Mail call: Time To Privatize the USPS
The United States Postal Service “lost $9.5 billion shuffling paper around the country in fiscal year 2024” and is projecting another “$6.9 billion loss in fiscal year 2025,” so The Free Press’ Charles Lane wonders, “would privatization be so terrible?” Our “peer nations, including Germany, Japan, Britain, Portugal and the Netherlands, have adopted postal privatization.” Today’s system just doesn’t work: Americans send “one another six billion text messages daily. Half the people surveyed in 2021 hadn’t received a personal letter in five years; 14 percent had never received one.” “This is the age of drones, driverless vehicles, and artificial intelligence. If there’s any part of the federal apparatus that could use a dose of radical disruption, it’s the postal service.”
From the right: The Leak Double Standard
“By all means, let’s talk about ‘leaks’ in the wake of [last] week’s Signal fiasco,” quips The Wall Street Journal’s Kimberley A. Strassel. Yes, “Washington should be concerned that Trump officials blunderingly added a journalist to a Yemen war-planning chat.” But “Compare that with the torrent of leaks that began in the runup to Mr.
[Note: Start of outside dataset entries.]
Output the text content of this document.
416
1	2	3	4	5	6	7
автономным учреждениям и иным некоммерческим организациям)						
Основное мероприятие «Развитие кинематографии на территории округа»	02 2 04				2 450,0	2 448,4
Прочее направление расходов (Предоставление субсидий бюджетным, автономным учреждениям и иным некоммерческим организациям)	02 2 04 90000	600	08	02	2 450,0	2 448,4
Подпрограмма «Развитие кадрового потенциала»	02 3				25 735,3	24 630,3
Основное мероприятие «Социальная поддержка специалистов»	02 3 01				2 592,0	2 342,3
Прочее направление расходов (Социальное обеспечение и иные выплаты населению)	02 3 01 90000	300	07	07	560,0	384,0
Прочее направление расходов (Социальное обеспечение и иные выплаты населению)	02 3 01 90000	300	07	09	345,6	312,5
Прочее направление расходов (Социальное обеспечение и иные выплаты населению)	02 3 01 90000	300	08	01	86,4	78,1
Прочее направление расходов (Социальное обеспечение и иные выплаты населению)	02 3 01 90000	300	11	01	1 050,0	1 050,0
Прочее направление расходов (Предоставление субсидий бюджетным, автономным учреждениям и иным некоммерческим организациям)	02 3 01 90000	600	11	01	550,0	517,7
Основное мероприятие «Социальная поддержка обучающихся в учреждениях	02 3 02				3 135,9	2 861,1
Trump’s first election.” They ranged from a “scandalous, fact-free ‘dossier’ on fake Trump-Russia collusion” to Jared Kushner’s security clearance. The Senate found “125 news articles containing leaked government information potentially damaging to national security in the first four months of Mr. Trump’s term.” “Hallelujah” that the left and the media “think leaks are a problem,” but until they join with GOP electeds fighting against leaks it’s just one more double standard.
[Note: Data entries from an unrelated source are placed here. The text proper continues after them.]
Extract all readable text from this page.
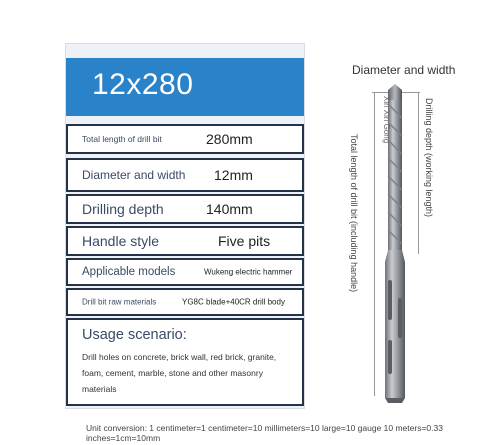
12x280
Total length of drill bit	280mm
Diameter and width 12mm
Drilling depth	140mm
Handle style	Five pits
Applicable models	Wukeng electric hammer
Drill bit raw materials	YG8C blade+40CR drill body
Usage scenario:
Drill holes on concrete, brick wall, red brick, granite, foam, cement, marble, stone and other masonry materials
Diameter and width
Total length of drill bit (including handle)
Xin Xin Gong	Drilling depth (working length)
Unit conversion: 1 centimeter=1 centimeter=10 millimeters=10 large=10 gauge 10 meters=0.33 inches=1cm=10mm
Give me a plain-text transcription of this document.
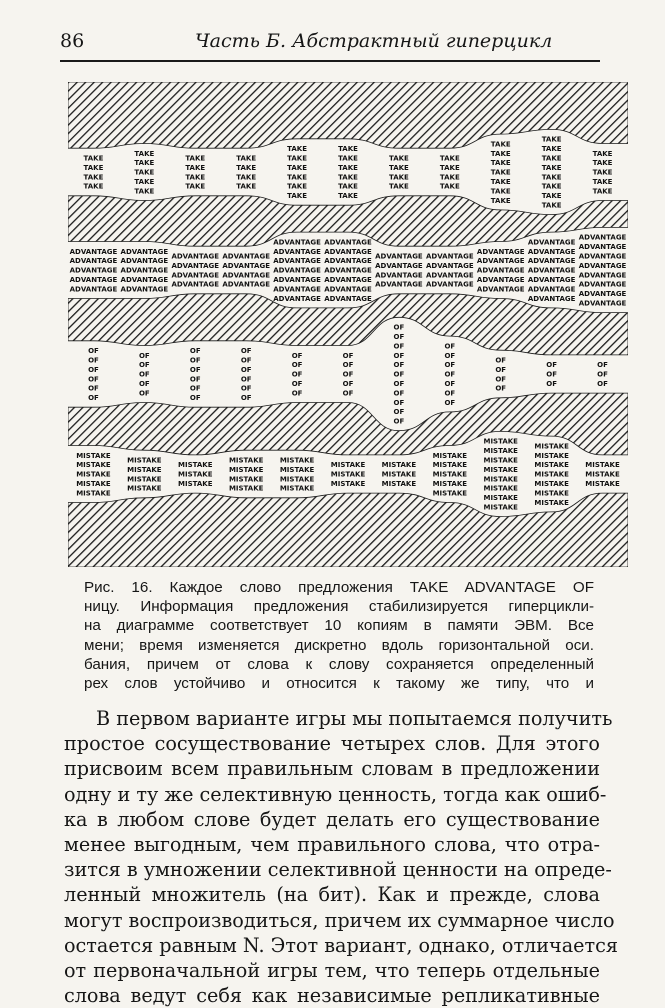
86	Часть Б. Абстрактный гиперцикл
TAKE
TAKE
TAKE
TAKE
TAKE
TAKE
TAKE
TAKE
TAKE
TAKE
TAKE
TAKE
TAKE
TAKE
TAKE
TAKE
TAKE
TAKE
TAKE
TAKE
TAKE
TAKE
TAKE
TAKE
TAKE
TAKE
TAKE
TAKE
TAKE
TAKE
TAKE
TAKE
TAKE
TAKE
TAKE
TAKE
TAKE
TAKE
TAKE
TAKE
TAKE
TAKE
TAKE
TAKE
TAKE
TAKE
TAKE
TAKE
TAKE
TAKE
TAKE
TAKE
TAKE
TAKE
TAKE
TAKE
TAKE
ADVANTAGE
ADVANTAGE
ADVANTAGE
ADVANTAGE
ADVANTAGE
ADVANTAGE
ADVANTAGE
ADVANTAGE
ADVANTAGE
ADVANTAGE
ADVANTAGE
ADVANTAGE
ADVANTAGE
ADVANTAGE
ADVANTAGE
ADVANTAGE
ADVANTAGE
ADVANTAGE
ADVANTAGE
ADVANTAGE
ADVANTAGE
ADVANTAGE
ADVANTAGE
ADVANTAGE
ADVANTAGE
ADVANTAGE
ADVANTAGE
ADVANTAGE
ADVANTAGE
ADVANTAGE
ADVANTAGE
ADVANTAGE
ADVANTAGE
ADVANTAGE
ADVANTAGE
ADVANTAGE
ADVANTAGE
ADVANTAGE
ADVANTAGE
ADVANTAGE
ADVANTAGE
ADVANTAGE
ADVANTAGE
ADVANTAGE
ADVANTAGE
ADVANTAGE
ADVANTAGE
ADVANTAGE
ADVANTAGE
ADVANTAGE
ADVANTAGE
ADVANTAGE
ADVANTAGE
ADVANTAGE
ADVANTAGE
ADVANTAGE
ADVANTAGE
ADVANTAGE
ADVANTAGE
ADVANTAGE
OF
OF
OF
OF
OF
OF
OF
OF
OF
OF
OF
OF
OF
OF
OF
OF
OF
OF
OF
OF
OF
OF
OF
OF
OF
OF
OF
OF
OF
OF
OF
OF
OF
OF
OF
OF
OF
OF
OF
OF
OF
OF
OF
OF
OF
OF
OF
OF
OF
OF
OF
OF
OF
OF
OF
OF
OF
OF
OF
OF
OF
MISTAKE
MISTAKE
MISTAKE
MISTAKE
MISTAKE
MISTAKE
MISTAKE
MISTAKE
MISTAKE
MISTAKE
MISTAKE
MISTAKE
MISTAKE
MISTAKE
MISTAKE
MISTAKE
MISTAKE
MISTAKE
MISTAKE
MISTAKE
MISTAKE
MISTAKE
MISTAKE
MISTAKE
MISTAKE
MISTAKE
MISTAKE
MISTAKE
MISTAKE
MISTAKE
MISTAKE
MISTAKE
MISTAKE
MISTAKE
MISTAKE
MISTAKE
MISTAKE
MISTAKE
MISTAKE
MISTAKE
MISTAKE
MISTAKE
MISTAKE
MISTAKE
MISTAKE
MISTAKE
MISTAKE
MISTAKE
MISTAKE
Рис. 16. Каждое слово предложения TAKE ADVANTAGE OF
ницу. Информация предложения стабилизируется гиперцикли-
на диаграмме соответствует 10 копиям в памяти ЭВМ. Все
мени; время изменяется дискретно вдоль горизонтальной оси.
бания, причем от слова к слову сохраняется определенный
рех слов устойчиво и относится к такому же типу, что и
В первом варианте игры мы попытаемся получить
простое сосуществование четырех слов. Для этого
присвоим всем правильным словам в предложении
одну и ту же селективную ценность, тогда как ошиб-
ка в любом слове будет делать его существование
менее выгодным, чем правильного слова, что отра-
зится в умножении селективной ценности на опреде-
ленный множитель (на бит). Как и прежде, слова
могут воспроизводиться, причем их суммарное число
остается равным N. Этот вариант, однако, отличается
от первоначальной игры тем, что теперь отдельные
слова ведут себя как независимые репликативные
Mideast desk: Why Trump Can’t Beat Houthis
“Attacking the Houthis, who have always given Tehran a big strategic bang for their buck, isn’t likely to cause significant long-term damage,” argues Reuel Marc Gerecht at UnHerd. Indeed, our sparse attacks “are likely refortifying an old Iranian doctrine: that the Islamic Republic’s enemies are willing to attack the clerical regime’s proxies, but not Iran directly.” “Until Iranian supplies are cut off directly, check-mating the Houthis is impossible. “The US and allied navies” are “unlikely to do better until the United States is willing to attack Iranian ports — the primary entrepôts for the Houthis.” Yet “Trump still believes that a nuclear deal with Khamenei is possible. And until he abandons this idea, he’ll likely have no more success against the Houthis than his predecessor.”
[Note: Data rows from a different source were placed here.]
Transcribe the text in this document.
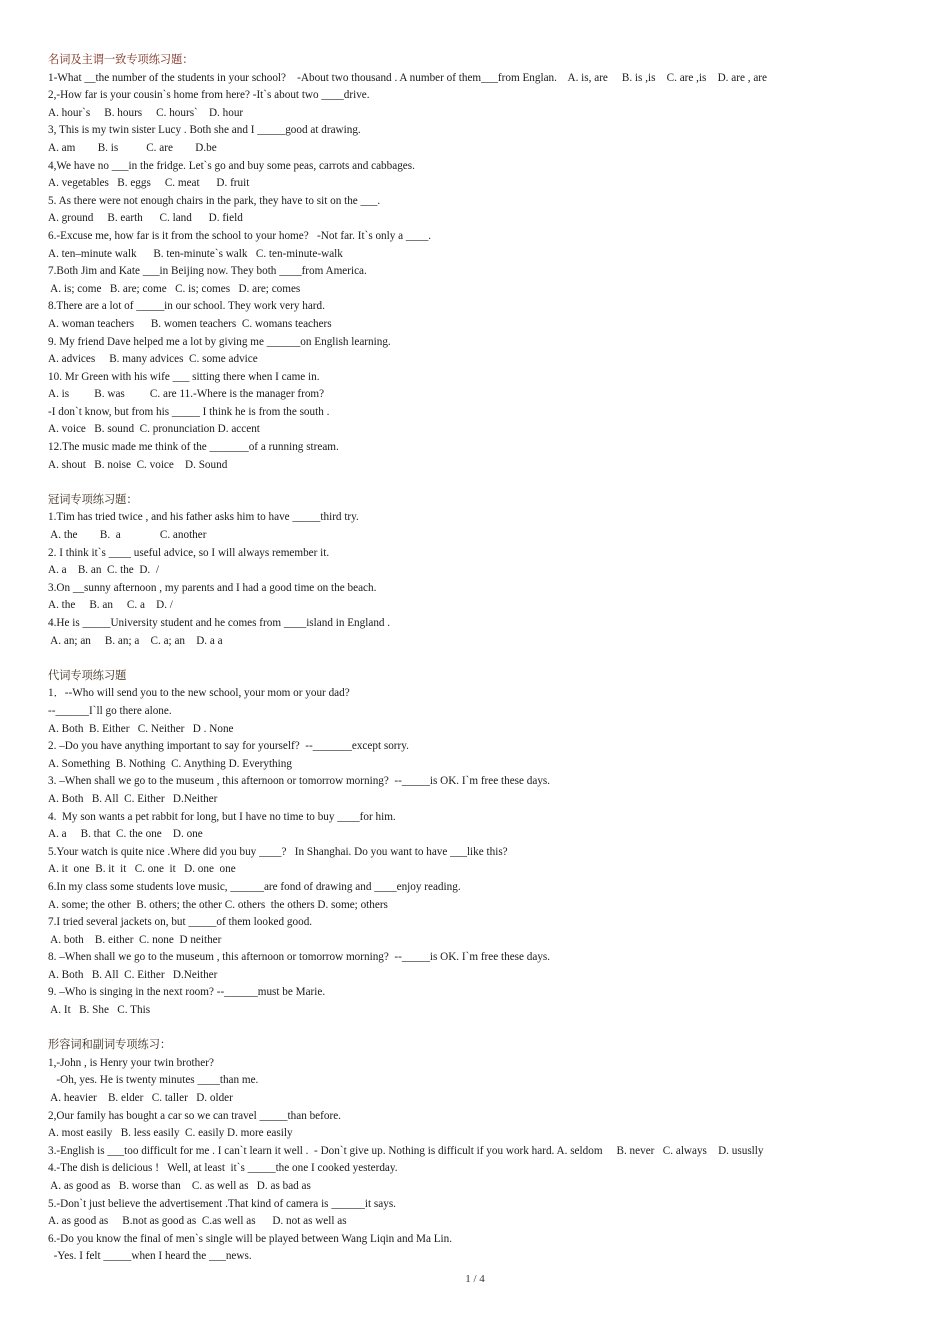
名词及主谓一致专项练习题：
1-What __the number of the students in your school?    -About two thousand . A number of them___from Englan.    A. is, are     B. is ,is    C. are ,is    D. are , are
2,-How far is your cousin`s home from here? -It`s about two ____drive.
A. hour`s     B. hours     C. hours`    D. hour
3, This is my twin sister Lucy . Both she and I _____good at drawing.
A. am        B. is          C. are        D.be
4,We have no ___in the fridge. Let`s go and buy some peas, carrots and cabbages.
A. vegetables   B. eggs     C. meat      D. fruit
5. As there were not enough chairs in the park, they have to sit on the ___.
A. ground     B. earth      C. land      D. field
6.-Excuse me, how far is it from the school to your home?   -Not far. It`s only a ____.
A. ten–minute walk      B. ten-minute`s walk   C. ten-minute-walk
7.Both Jim and Kate ___in Beijing now. They both ____from America.
A. is; come   B. are; come   C. is; comes   D. are; comes
8.There are a lot of _____in our school. They work very hard.
A. woman teachers      B. women teachers  C. womans teachers
9. My friend Dave helped me a lot by giving me ______on English learning.
A. advices     B. many advices  C. some advice
10. Mr Green with his wife ___ sitting there when I came in.
A. is         B. was         C. are 11.-Where is the manager from?
-I don`t know, but from his _____ I think he is from the south .
A. voice   B. sound  C. pronunciation D. accent
12.The music made me think of the _______of a running stream.
A. shout   B. noise  C. voice    D. Sound
冠词专项练习题：
1.Tim has tried twice , and his father asks him to have _____third try.
A. the        B.  a              C. another
2. I think it`s ____ useful advice, so I will always remember it.
A. a    B. an  C. the  D.  /
3.On __sunny afternoon , my parents and I had a good time on the beach.
A. the     B. an     C. a    D. /
4.He is _____University student and he comes from ____island in England .
A. an; an     B. an; a    C. a; an    D. a a
代词专项练习题
1．--Who will send you to the new school, your mom or your dad?
--______I`ll go there alone.
A. Both  B. Either   C. Neither   D . None
2. –Do you have anything important to say for yourself?  --_______except sorry.
A. Something  B. Nothing  C. Anything D. Everything
3. –When shall we go to the museum , this afternoon or tomorrow morning?  --_____is OK. I`m free these days.
A. Both   B. All  C. Either   D.Neither
4.  My son wants a pet rabbit for long, but I have no time to buy ____for him.
A. a     B. that  C. the one    D. one
5.Your watch is quite nice .Where did you buy ____?   In Shanghai. Do you want to have ___like this?
A. it  one  B. it  it   C. one  it   D. one  one
6.In my class some students love music, ______are fond of drawing and ____enjoy reading.
A. some; the other  B. others; the other C. others  the others D. some; others
7.I tried several jackets on, but _____of them looked good.
A. both    B. either  C. none  D neither
8. –When shall we go to the museum , this afternoon or tomorrow morning?  --_____is OK. I`m free these days.
A. Both   B. All  C. Either   D.Neither
9. –Who is singing in the next room? --______must be Marie.
A. It   B. She   C. This
形容词和副词专项练习：
1,-John , is Henry your twin brother?
-Oh, yes. He is twenty minutes ____than me.
A. heavier    B. elder   C. taller   D. older
2,Our family has bought a car so we can travel _____than before.
A. most easily   B. less easily  C. easily D. more easily
3.-English is ___too difficult for me . I can`t learn it well .  - Don`t give up. Nothing is difficult if you work hard. A. seldom     B. never   C. always    D. ususlly
4.-The dish is delicious !   Well, at least  it`s _____the one I cooked yesterday.
A. as good as   B. worse than    C. as well as   D. as bad as
5.-Don`t just believe the advertisement .That kind of camera is ______it says.
A. as good as     B.not as good as  C.as well as      D. not as well as
6.-Do you know the final of men`s single will be played between Wang Liqin and Ma Lin.
-Yes. I felt _____when I heard the ___news.
1 / 4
Libertarian: Signal’s Surprise Endorsement
“Something of value” we learned from journo Jeffrey Goldberg being included on a Team Trump group chat was that “government officials use the popular encrypted messaging app” Signal “because the intelligence community considers it secure,” observes Reason’s J.D. Tuccille. We “should consider that an endorsement of this technology.” The fact that “administration officials including several from the intelligence community are willing to hold a conversation on the app” is “testimony to the security of the software,” as was CIA Director John Ratcliffe saying that using Signal is standard at the CIA at a March Senate hearing. Still, Tuccille warns, “Nothing is completely safe, of course. People developing security are in a constant race with those trying to compromise it.”
Liberal: Democrats’ Abundance Aversion
“Without an abundance agenda this country is more likely to limp along than to soar,” laments the Liberal Patriot’s Ruy Teixeira. The country’s “shockingly expensive and slow infrastructure projects” hinder “delivering what its people need.” One reason “is an overly burdensome environmental review process.” For Democrats, “cheap, reliable, plentiful energy” must “underpin any abundance agenda” but the party “remains committed to rapid decarbonization.” Dems “seem to forget that working-class voters have little interest in an energy transition.” An uncomfortable truth: The abundance agenda “is incompatible with the modern Democratic Party.” The party puts “ideology and special interests ahead of good governance” — and “working-class voters” — which explains why “Democrats will not necessarily be the natural party of abundance that voters actually want.”